What I recommend for Speaking Prompt One


This blog will cover my perspective on Prompt One 
​I want to preface this blog by saying this is my perspective, and other tutors may or may not agree. This is my experience from teaching TOEFL for over a decade, but every tutor is different. They are not “wrong” and I am not “wrong” or “right,” this is just my point of view.
It’s my point of view that you should have TWO main points to support your argument for prompt one. You may wonder if this is necessary. For scoring, it is NOT necessary. You are allowed to have one reason and develop it, and you are allowed to tell a story.

So why do I recommend two reasons?
This is because, from my experience, people who only develop one reason run out of words and things to say at about the thirty second mark. Then, they only have fifteen seconds (or worse, ten seconds) to talk about a second reason. Inevitably, the test taker will panic and start saying something that does not make sense or fit with the prompt. The other problem is that having only one reason means there will be repetition. Consider this answer from a student.

The prompt:  Do you agree or disagree with the following statement?
Children should do homework every night.

“I agree that children should do homework every night, because it helps them learn. There are a lot of subjects for children to study, such as math, science, and history. There is not enough time in the school day for children to learn all of these topics, and so homework can help them a lot. They must learn so much about so many things, and when they are children that’s the time they learn the most… many children and parents say the school day isn’t long enough… so it’s important for them to learn and home…. and their parents can help them, and they can study together and this will help them bond.. so they need to learn at home, too. I did a lot of homework when I was a child… and I liked it….”

This answer has far too much repetition to be given a score of 4/4. The test taker has been very repetitive with words like “learn,” “parents,” “time,” “school,” and so on.
Also, what is the point of saying, “I did a lot of homework when I was a child, and I liked it?” This is something that was clearly said in a panic, and does not answer the question and is not relevant.
You will receive a lower score if you are repetitive or say things that are not relevant.

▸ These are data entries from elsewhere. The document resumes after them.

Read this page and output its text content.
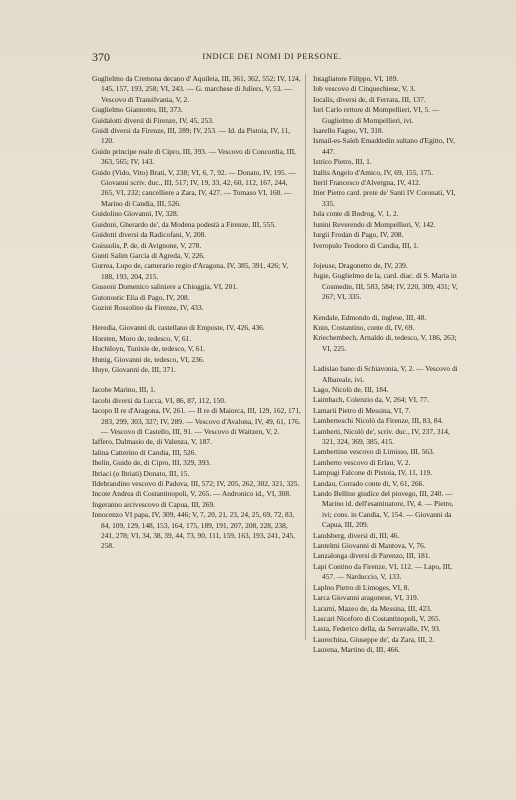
370	INDICE DEI NOMI DI PERSONE.
Guglielmo da Cremona decano d' Aquileia, III, 361, 362, 552; IV, 124, 145, 157, 193, 258; VI, 243. — G. marchese di Juliers, V, 53. — Vescovo di Transilvania, V, 2.
Guglielmo Giannotto, III, 373.
Guidalotti diversi di Firenze, IV, 45, 253.
Guidi diversi da Firenze, III, 289; IV, 253. — Id. da Pistoia, IV, 11, 120.
Guido principe reale di Cipro, III, 393. — Vescovo di Concordia, III, 363, 565; IV, 143.
Guido (Vido, Vito) Brati, V, 238; VI, 6, 7, 92. — Donato, IV, 195. — Giovanni scriv. duc., III, 517; IV, 19, 33, 42, 60, 112, 167, 244, 265, VI, 232; cancelliere a Zara, IV, 427. — Tomaso VI, 160. — Marino di Candia, III, 526.
Guidolino Giovanni, IV, 328.
Guidoni, Gherardo de', da Modena podestà a Firenze, III, 555.
Guidotti diversi da Radicofani, V, 208.
Guissolis, P. de, di Avignone, V, 278.
Gunti Salim Garcia di Agreda, V, 226.
Gurrea, Lupo de, camerario regio d'Aragona, IV, 385, 391, 426; V, 188, 193, 204, 215.
Gussoni Domenico saliniere a Chioggia, VI, 201.
Gutonostic Elia di Pago, IV, 208.
Guzini Rossolino da Firenze, IV, 433.
Heredia, Giovanni di, castellano di Emposte, IV, 426, 436.
Horsten, Moro de, tedesco, V, 61.
Huchiloyn, Tunixie de, tedesco, V, 61.
Hunig, Giovanni de, tedesco, VI, 236.
Huye, Giovanni de, III, 371.
Iacobe Marino, III, 1.
Iacobi diversi da Lucca, VI, 86, 87, 112, 150.
Iacopo II re d'Aragona, IV, 261. — II re di Maiorca, III, 129, 162, 171, 283, 299, 303, 327; IV, 289. — Vescovo d'Avalona, IV, 49, 61, 176. — Vescovo di Castello, III, 91. — Vescovo di Waitzen, V, 2.
Iaffero, Dalmasio de, di Valenza, V, 187.
Ialina Catterino di Candia, III, 526.
Ibelin, Guido de, di Cipro, III, 329, 393.
Ibriaci (o Ibriati) Donato, III, 15.
Ildebrandino vescovo di Padova, III, 572; IV, 205, 262, 302, 321, 325.
Incote Andrea di Costantinopoli, V, 265. — Andronico id., VI, 308.
Ingeranno arcivescovo di Capua, III, 269.
Innocenzo VI papa, IV, 309, 446; V, 7, 20, 21, 23, 24, 25, 69, 72, 83, 84, 109, 129, 148, 153, 164, 175, 189, 191, 207, 208, 228, 238, 241, 278; VI, 34, 38, 39, 44, 73, 90, 111, 159, 163, 193, 241, 245, 258.
Intagliatore Filippo, VI, 189.
Iob vescovo di Cinquechiese, V, 3.
Iocalis, diversi de, di Ferrara, III, 137.
Iori Carlo rettore di Mompellieri, VI, 5. — Guglielmo di Mompellieri, ivi.
Isarello Fagno, VI, 318.
Ismail-es-Saleh Emaddedin sultano d'Egitto, IV, 447.
Istrico Pietro, III, 1.
Itallis Angelo d'Amico, IV, 69, 155, 175.
Iteril Francesco d'Alvergna, IV, 412.
Itier Pietro card. prete de' Santi IV Coronati, VI, 335.
Iula conte di Bodrog, V, 1, 2.
Iunini Reverendo di Mompellieri, V, 142.
Iurgii Frodan di Pago, IV, 208.
Iveropulo Teodoro di Candia, III, 1.
Jojeuse, Dragonetto de, IV, 239.
Jugie, Guglielmo de la, card. diac. di S. Maria in Cosmedin, III, 583, 584; IV, 220, 309, 431; V, 267; VI, 335.
Kendale, Edmondo di, inglese, III, 48.
Knin, Costantino, conte di, IV, 69.
Kriechembech, Arnaldo di, tedesco, V, 186, 263; VI, 225.
Ladislao bano di Schiavonia, V, 2. — Vescovo di Albareale, ivi.
Lago, Nicolò de, III, 184.
Laimbach, Colenzio da, V, 264; VI, 77.
Lamarii Pietro di Messina, VI, 7.
Lamberteschi Nicolò da Firenze, III, 83, 84.
Lamberti, Nicolò de', scriv. duc., IV, 237, 314, 321, 324, 369, 385, 415.
Lambertino vescovo di Limisso, III, 563.
Lamberto vescovo di Erlau, V, 2.
Lampugi Falcone di Pistoia, IV, 11, 119.
Landau, Corrado conte di, V, 61, 266.
Lando Bellino giudice del piovego, III, 240. — Marino id. dell'esaminatore, IV, 4. — Pietro, ivi; cons. in Candia, V, 154. — Giovanni da Capua, III, 209.
Landsberg, diversi di, III, 46.
Lantelmi Giovanni di Mantova, V, 76.
Lanzalonga diversi di Parenzo, III, 181.
Lapi Contino da Firenze, VI, 112. — Lapo, III, 457. — Narduccio, V, 133.
Laplno Pietro di Limoges, VI, 8.
Larca Giovanni aragonese, VI, 319.
Larami, Mazeo de, da Messina, III, 423.
Lascari Niceforo di Costantinopoli, V, 265.
Lasta, Federico della, da Serravalle, IV, 93.
Laurechina, Giuseppe de', da Zara, III, 2.
Laurena, Martino di, III, 466.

Now, read this answer with the same prompt:

“I agree that children should do homework every night, for a couple of reasons. First, there is not enough time in the school day for children to cover all the topics they require. When I was in school, we had to study math, history, science, and English. Therefore, my teachers gave us work to do at home every night in order to extend our study hours.  What is more, homework will keep children out of trouble because it will keep them occupied. If they have to do several hours of homework after dinner, they will not have the opportunity to go out and engage in negative behavior. For instance, my nephew started smoking because he was bored, as he did not have  assignments to do at night. If he had been busy with school work, he would not have started this bad habit. That’s why I agree with this statement.”
TIME: 44 seconds 

As you can see, there is a wider variety of vocabulary in this answer. What is more, the fact that I have two reasons allows me a greater opportunity to use transitions such as “therefore,” “What is more,” “For instance,” and so on. Those transitions will increase your score.
Is a conclusion a good idea?
Yes. ETS likes a conclusion, so if you have time, say:  “That’s why I agree with the statement,” or at least, “That’s why I feel this way.”
Do not say,  “That’s why I believe this way,” as this is not an expression used in American English.
I hope this helped you in your studies. Good luck on your test!